Вот почему спартанцы, которые представляют совершенную модель эксплуататорского общества, ограничили свои завоевания.
И чем больше господствующее общество утяжеляет бремя налога, тем более сильное желание стряхнуть это ярмо оно будит у подвластных. Афинская держава освободилась от этого ярма, когда Спарта стала требовать большей дани. Поэтому спартанцы взимали с илотов только умеренную арендную плату и разрешали им богатеть.
Они умели дисциплинировать свой властный эгоизм. Согласно формуле Иеринга, у спартанцев эгоизм вел силу к праву.
Но с какой бы осмотрительностью ни осуществлялось господство, оно имеет свой срок. Господствующая группа со временем редеет. Ее силы исчерпываются настолько, что в конце концов она становится неспособной сопротивляться силам чужеземцев. Что тогда остается делать, как не черпать силу в массе подвластных? Но Агис* вооружает периэков и меняет их положение, только когда число граждан падает до семисот и Спарта в агонии.
Лакедемонский пример иллюстрирует проблему чистой Власти. Основанная на силе, она должна сохранять эту силу в разумном соотношении с массой порабощенных. Самая элементарная предусмотрительность вынуждает тех, кто господствует, укрепляться товарищами, набираемыми среди подвластных. В зависимости от того, является ли форма господствующего общества полисной или феодальной (соответственно, Рим или «норманны» Англии), этот союз принимает форму либо распространения на «союзников» прав полиса, либо возведения зависимых крестьян в рыцарское достоинство.
Отвращение к этому необходимому процессу обновления силы особенно ярко проявляется в гражданских общинах. Вспомним, как протестовал Рим против программы Ливия Друза**, сформулированной в интересах союзников, и разорительную войну, которую республика вела перед тем, как уступить.
Итак, отношение господства, установленное в результате завоевания, стремится к сохранению; Римская империя есть власть Рима над провинциями, regnum Francorum* есть господство франков в Галлии.

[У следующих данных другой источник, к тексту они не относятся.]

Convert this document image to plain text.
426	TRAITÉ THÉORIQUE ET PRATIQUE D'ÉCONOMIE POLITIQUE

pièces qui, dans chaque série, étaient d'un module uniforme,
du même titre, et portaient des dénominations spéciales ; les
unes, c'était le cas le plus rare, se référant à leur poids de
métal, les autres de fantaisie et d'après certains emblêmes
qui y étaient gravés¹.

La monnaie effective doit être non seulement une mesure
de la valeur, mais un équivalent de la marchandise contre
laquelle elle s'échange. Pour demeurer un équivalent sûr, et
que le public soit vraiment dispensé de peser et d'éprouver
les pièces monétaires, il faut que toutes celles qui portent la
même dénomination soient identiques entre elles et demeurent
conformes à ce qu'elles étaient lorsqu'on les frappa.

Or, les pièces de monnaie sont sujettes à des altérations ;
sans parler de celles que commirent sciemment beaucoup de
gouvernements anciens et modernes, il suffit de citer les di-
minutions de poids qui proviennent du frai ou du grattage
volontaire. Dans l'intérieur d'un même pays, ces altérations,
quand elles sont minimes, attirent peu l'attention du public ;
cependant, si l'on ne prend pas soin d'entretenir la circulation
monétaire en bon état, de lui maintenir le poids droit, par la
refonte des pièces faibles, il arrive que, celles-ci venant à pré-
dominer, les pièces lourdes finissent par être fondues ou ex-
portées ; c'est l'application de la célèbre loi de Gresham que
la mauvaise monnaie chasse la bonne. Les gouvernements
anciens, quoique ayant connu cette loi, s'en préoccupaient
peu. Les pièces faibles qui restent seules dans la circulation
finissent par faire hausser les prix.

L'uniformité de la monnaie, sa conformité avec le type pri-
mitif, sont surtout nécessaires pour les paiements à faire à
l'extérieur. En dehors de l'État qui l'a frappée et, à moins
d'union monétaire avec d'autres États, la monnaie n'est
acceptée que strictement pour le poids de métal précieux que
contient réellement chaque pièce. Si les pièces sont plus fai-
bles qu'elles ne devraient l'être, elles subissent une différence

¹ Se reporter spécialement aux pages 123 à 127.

Таким образом создаются системы, в которых не прекращается как бы наложение повелевающего общества, на общества повинующиеся; власть Венеции дает здесь относительно недавний пример**.
Установление монархии
До сих пор мы подходили к господствующему обществу так, как если бы оно само по себе было недифференцированным. Из рассмотрения маленьких обществ мы знаем, что это не тот случай. В то время как со стороны этого господствующего общества на подвластные ему общества происходит воздействие повелевания, которое существует само по себе и для себя, внутри господствующего общества силится утвердиться повелевание по отношению к самому этому обществу. Это личная – царская – власть. Она могла потерпеть неудачу и исчезнуть до начала широких завоеваний, как в случае Рима. Ее монархическая карта могла оказаться еще не разыгранной в момент завоеваний, как в случае германцев. Наконец, эта карта могла быть уже разыграна и партия частично выиграна, как в случае Македонии.
Если существует такая царская власть, объединение империи дает ей огромный шанс, с одной стороны, упрочить завоевание и, с другой – положить конец квазинезависимости и квазиравенству компаньонов по завоеванию.
Что для этого требуется? Чтобы rex Francorum***, нуждающийся для поддержания Власти силы во всех своих союзниках, вместо того чтобы выполнять роль вождя победившего войска, организовал в завоеванном обществе выгодную для себя партию скрытых сил, которую он мог бы использовать как против партий этого общества, так и против своих собственных союзников, низводя их самих таким образом до положения подвластных.
Именно это, как мы видим, в самой грубой форме делают турецкие султаны. Из воинственных феодальных князей они превращаются в абсолютных монархов, когда становятся независимыми от непобедимой турецкой кавалерии, создав «новое войско» (Yeni cera; отсюда «янычары») из христианских детей, которые всем обязаны султанам, щедро осыпающим их привилегиями, и потому составляют в их руках послушный инструмент. Те же самые устремления побуждают турков выбирать и чиновников из христиан.
Принцип повелевания ничуть не изменился: это всегда сила. Но вместо того, чтобы быть общей силой в руках завоевателей, теперь это личная сила в руках короля, который может использовать ее даже в отношении своих бывших компаньонов.
Чем большим будет количество скрытых сил, которыми удастся завладеть королю, тем больше он будет иметь власти.
Уже немало – привлечь непосредственно на свою службу отдельных подданных, давая им возможность занять положение, совершенно противоположное тому, на которое они могли надеяться при тирании.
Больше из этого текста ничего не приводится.